Era uma vez eu, Ledencira, que tinha uma vida linda e maravilhosa ao lado de papai já que sua mulher que era minha mãe tinha morrido nem sei quando. Ele levava eu para passear no shopping e era muito bom: “O bolo é de chocolate filhinha, do jeito que você pediu”. “Mas eu falei que era chocolate só na cobertura, não na massa”. “Tá bem queridinha, o papai troca”. “Igualzinho ao bolo dos meus quinze anos!”.
O desgraçado um dia me traiu e casou-se com uma bruxa horrorosa chamada Dasmarta e que tinha duas filhas mais horrorosas ainda. Tinham mania de estar sempre lavando, limpando e estudando mas eu sei que no fundo isso era só para me dar indiretas. Metidas!Eu sempre ficava atrás da porta escutando e um dia a bruxa disse pro papai: “Ela volta da escola, isso quando vai, tranca-se no quarto e não faz mais nada”. “Mas querida, ela é apenas uma criança!”. “Já completou dezesseis anos”. “É uma situação nova para ela”. “E para nós? Minhas filhas vivem cobrando. É escola, deveres e ajudar nas tarefas da casa enquanto a outra vive como princesa!”. “Eu só peço a você mais um pouco de paciência”.

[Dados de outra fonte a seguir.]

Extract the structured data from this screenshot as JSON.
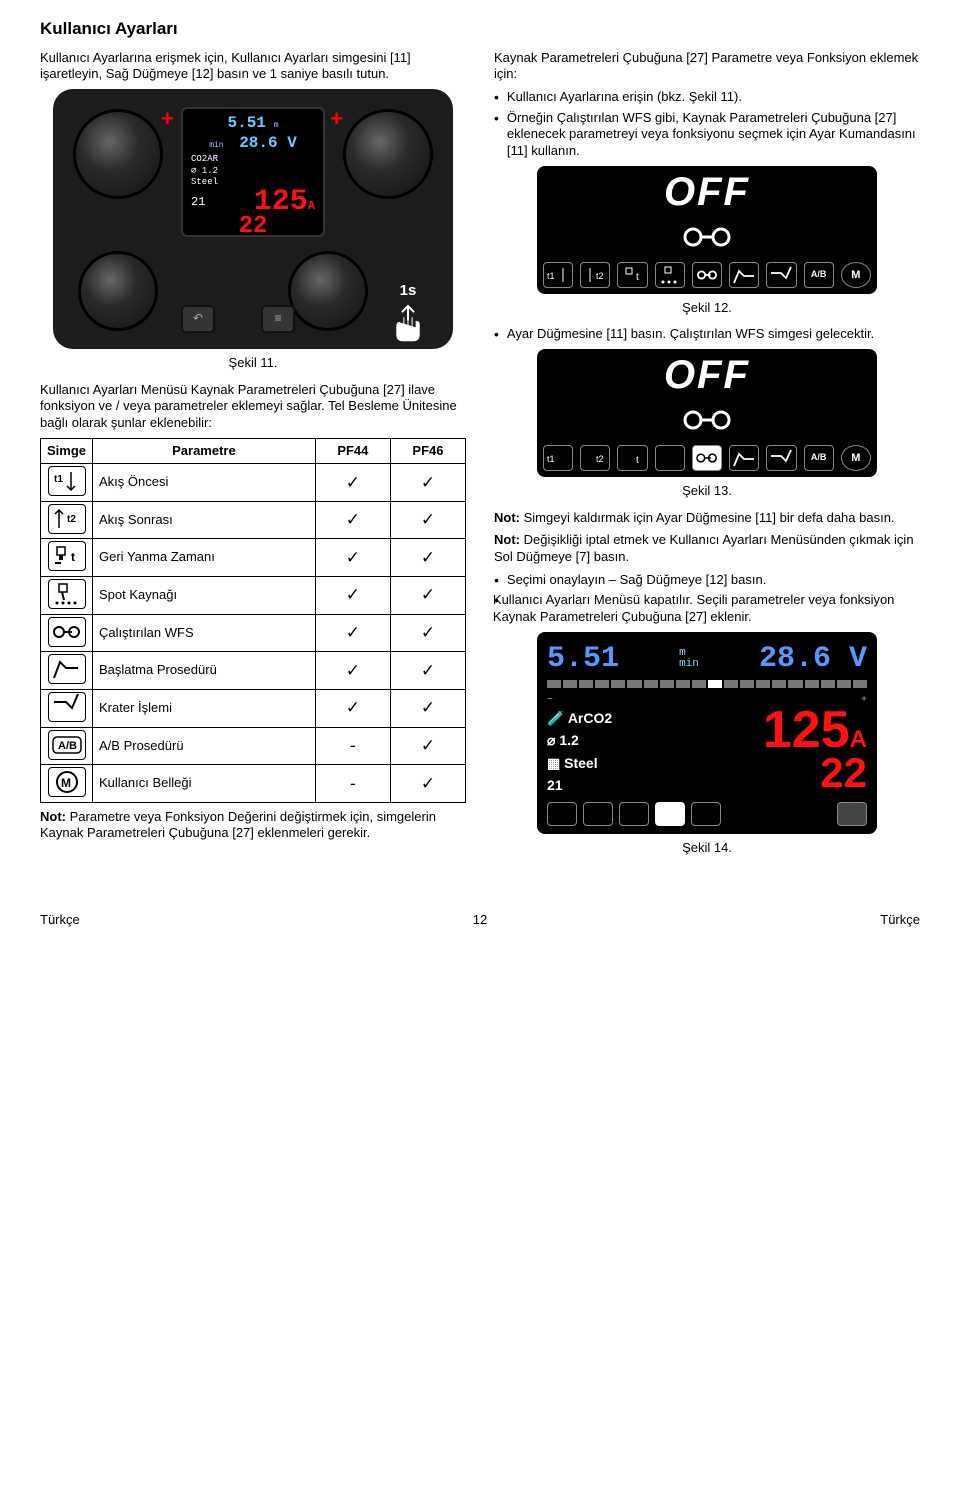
{
  "title": "Kullanıcı Ayarları",
  "left_intro": "Kullanıcı Ayarlarına erişmek için, Kullanıcı Ayarları simgesini [11] işaretleyin, Sağ Düğmeye [12] basın ve 1 saniye basılı tutun.",
  "panel11": {
    "wfs": "5.51",
    "unit": "m\nmin",
    "volt": "28.6 V",
    "gas": "CO2AR",
    "dia": "1.2",
    "mat": "Steel",
    "prog": "21",
    "amp": "125",
    "amp2": "22",
    "hold_s": "1s"
  },
  "fig11": "Şekil 11.",
  "left_p2": "Kullanıcı Ayarları Menüsü Kaynak Parametreleri Çubuğuna [27] ilave fonksiyon ve / veya parametreler eklemeyi sağlar. Tel Besleme Ünitesine bağlı olarak şunlar eklenebilir:",
  "table": {
    "h1": "Simge",
    "h2": "Parametre",
    "h3": "PF44",
    "h4": "PF46",
    "rows": [
      {
        "icon": "t1",
        "label": "Akış Öncesi",
        "pf44": "✓",
        "pf46": "✓"
      },
      {
        "icon": "t2",
        "label": "Akış Sonrası",
        "pf44": "✓",
        "pf46": "✓"
      },
      {
        "icon": "burnback",
        "label": "Geri Yanma Zamanı",
        "pf44": "✓",
        "pf46": "✓"
      },
      {
        "icon": "spot",
        "label": "Spot Kaynağı",
        "pf44": "✓",
        "pf46": "✓"
      },
      {
        "icon": "runin",
        "label": "Çalıştırılan WFS",
        "pf44": "✓",
        "pf46": "✓"
      },
      {
        "icon": "start",
        "label": "Başlatma Prosedürü",
        "pf44": "✓",
        "pf46": "✓"
      },
      {
        "icon": "crater",
        "label": "Krater İşlemi",
        "pf44": "✓",
        "pf46": "✓"
      },
      {
        "icon": "ab",
        "label": "A/B Prosedürü",
        "pf44": "-",
        "pf46": "✓"
      },
      {
        "icon": "mem",
        "label": "Kullanıcı Belleği",
        "pf44": "-",
        "pf46": "✓"
      }
    ]
  },
  "left_note": "Not: Parametre veya Fonksiyon Değerini değiştirmek için, simgelerin Kaynak Parametreleri Çubuğuna [27] eklenmeleri gerekir.",
  "right_p1": "Kaynak Parametreleri Çubuğuna [27] Parametre veya Fonksiyon eklemek için:",
  "right_b1": "Kullanıcı Ayarlarına erişin (bkz. Şekil 11).",
  "right_b2": "Örneğin Çalıştırılan WFS gibi, Kaynak Parametreleri Çubuğuna [27] eklenecek parametreyi veya fonksiyonu seçmek için Ayar Kumandasını [11] kullanın.",
  "off_label": "OFF",
  "fig12": "Şekil 12.",
  "right_b3": "Ayar Düğmesine [11] basın. Çalıştırılan WFS simgesi gelecektir.",
  "fig13": "Şekil 13.",
  "right_n1_b": "Not:",
  "right_n1": " Simgeyi kaldırmak için Ayar Düğmesine [11] bir defa daha basın.",
  "right_n2_b": "Not:",
  "right_n2": " Değişikliği iptal etmek ve Kullanıcı Ayarları Menüsünden çıkmak için Sol Düğmeye [7] basın.",
  "right_b4a": "Seçimi onaylayın – Sağ Düğmeye [12] basın.",
  "right_b4b": "Kullanıcı Ayarları Menüsü kapatılır. Seçili parametreler veya fonksiyon Kaynak Parametreleri Çubuğuna [27] eklenir.",
  "biglcd": {
    "wfs": "5.51",
    "unit": "m\nmin",
    "volt": "28.6 V",
    "gas": "ArCO2",
    "dia": "1.2",
    "mat": "Steel",
    "prog": "21",
    "amp": "125",
    "amp_unit": "A",
    "amp2": "22"
  },
  "fig14": "Şekil 14.",
  "footer_l": "Türkçe",
  "footer_c": "12",
  "footer_r": "Türkçe"
}
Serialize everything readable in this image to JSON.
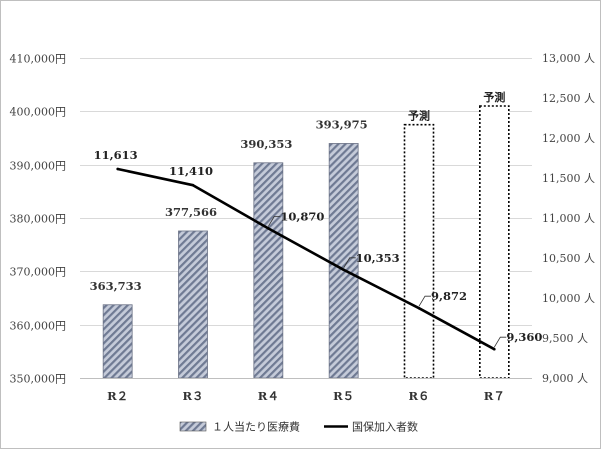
{
  "chart_data": {
    "type": "bar",
    "categories": [
      "R２",
      "R３",
      "R４",
      "R５",
      "R６",
      "R７"
    ],
    "series": [
      {
        "name": "１人当たり医療費",
        "kind": "bar",
        "axis": "left",
        "values": [
          363733,
          377566,
          390353,
          393975,
          397500,
          401000
        ],
        "labels": [
          "363,733",
          "377,566",
          "390,353",
          "393,975",
          "",
          ""
        ],
        "forecast": [
          false,
          false,
          false,
          false,
          true,
          true
        ],
        "color": "#a9b3c8"
      },
      {
        "name": "国保加入者数",
        "kind": "line",
        "axis": "right",
        "values": [
          11613,
          11410,
          10870,
          10353,
          9872,
          9360
        ],
        "labels": [
          "11,613",
          "11,410",
          "10,870",
          "10,353",
          "9,872",
          "9,360"
        ],
        "color": "#000000"
      }
    ],
    "forecast_label": "予測",
    "y_left": {
      "range": [
        350000,
        410000
      ],
      "ticks": [
        350000,
        360000,
        370000,
        380000,
        390000,
        400000,
        410000
      ],
      "tick_labels": [
        "350,000円",
        "360,000円",
        "370,000円",
        "380,000円",
        "390,000円",
        "400,000円",
        "410,000円"
      ]
    },
    "y_right": {
      "range": [
        9000,
        13000
      ],
      "ticks": [
        9000,
        9500,
        10000,
        10500,
        11000,
        11500,
        12000,
        12500,
        13000
      ],
      "tick_labels": [
        "9,000 人",
        "9,500 人",
        "10,000 人",
        "10,500 人",
        "11,000 人",
        "11,500 人",
        "12,000 人",
        "12,500 人",
        "13,000 人"
      ]
    },
    "grid": true,
    "legend": "bottom"
  }
}
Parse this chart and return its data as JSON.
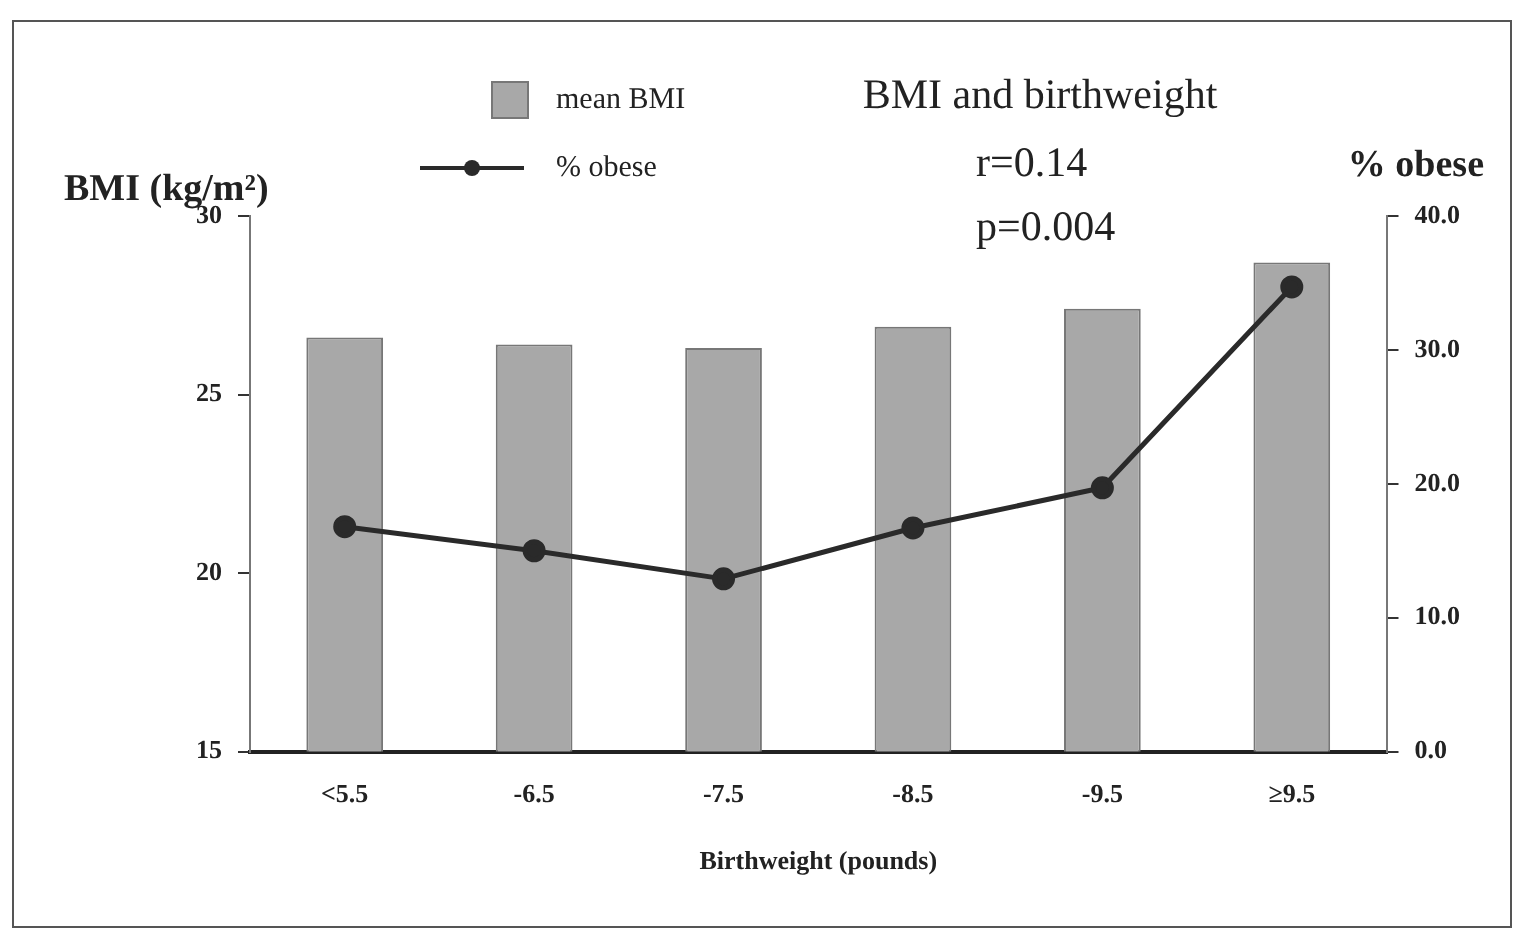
{
  "chart_data": {
    "type": "bar",
    "title": "BMI and birthweight",
    "xlabel": "Birthweight (pounds)",
    "ylabel": "BMI (kg/m²)",
    "y2label": "% obese",
    "categories": [
      "<5.5",
      "-6.5",
      "-7.5",
      "-8.5",
      "-9.5",
      "≥9.5"
    ],
    "series": [
      {
        "name": "mean BMI",
        "color": "#a8a8a8",
        "values": [
          26.6,
          26.4,
          26.3,
          26.9,
          27.4,
          28.7
        ]
      },
      {
        "name": "% obese",
        "type": "line",
        "axis": "y2",
        "color": "#2a2a2a",
        "values": [
          16.8,
          15.0,
          12.9,
          16.7,
          19.7,
          34.7
        ]
      }
    ],
    "ylim": [
      15,
      30
    ],
    "yticks": [
      15,
      20,
      25,
      30
    ],
    "y2lim": [
      0,
      40
    ],
    "y2ticks": [
      {
        "value": 0,
        "label": "0.0"
      },
      {
        "value": 10,
        "label": "10.0"
      },
      {
        "value": 20,
        "label": "20.0"
      },
      {
        "value": 30,
        "label": "30.0"
      },
      {
        "value": 40,
        "label": "40.0"
      }
    ],
    "annotations": [
      "r=0.14",
      "p=0.004"
    ],
    "legend": "top",
    "marker": "circle",
    "grid": false
  }
}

Mas isso ela não teve e um dia meu pai acabou morrendo de enfarte. Prá mim foi de desgosto. Minha vida virou então um inferno e eu era culpada de tudo que acontecia de errado. Como ela querida que a grana durasse se a mesada era uma miséria? Tive de vender meu som, patins e bicicleta e elas implicavam de eu ficar na sala vendo Tv até de madrugada. Proibiram o Barreto e o Fenízio de me visitarem (chamavam eles de ratinhos, despeitadas!!!): “To falando sério mamãe, é impossível viver assim!”. “O perfume importado que eu comprei a semana passada sumiu”. “Tenho de viver com tudo debaixo de chave!”. “Ledencira, escute o que suas irmãs estão dizendo!”. “Ãhhhhhhhhhhhh?”. “Pelo amor de Deus, tira esse fone de ouvido!”. “Calma galera, calma, o que tá rolando?”. “Quem tá rolando é eu e minhas filhas. Ninguém te agüenta mais!”. “Ahhhhhhhhhhhh....!”. “De hoje em diante você vai morar no porão. Se chegar na hora pode comer conosco, caso contrário se vire. E vou trocar as fechaduras da casa. Você usa o banheiro de fora.”. “Perai... quer dizer que...?!”. “Quer dizer que você faça o que quiser. Eu só não vou deixar que você acabe com minha vida e a vida de minhas filhas”.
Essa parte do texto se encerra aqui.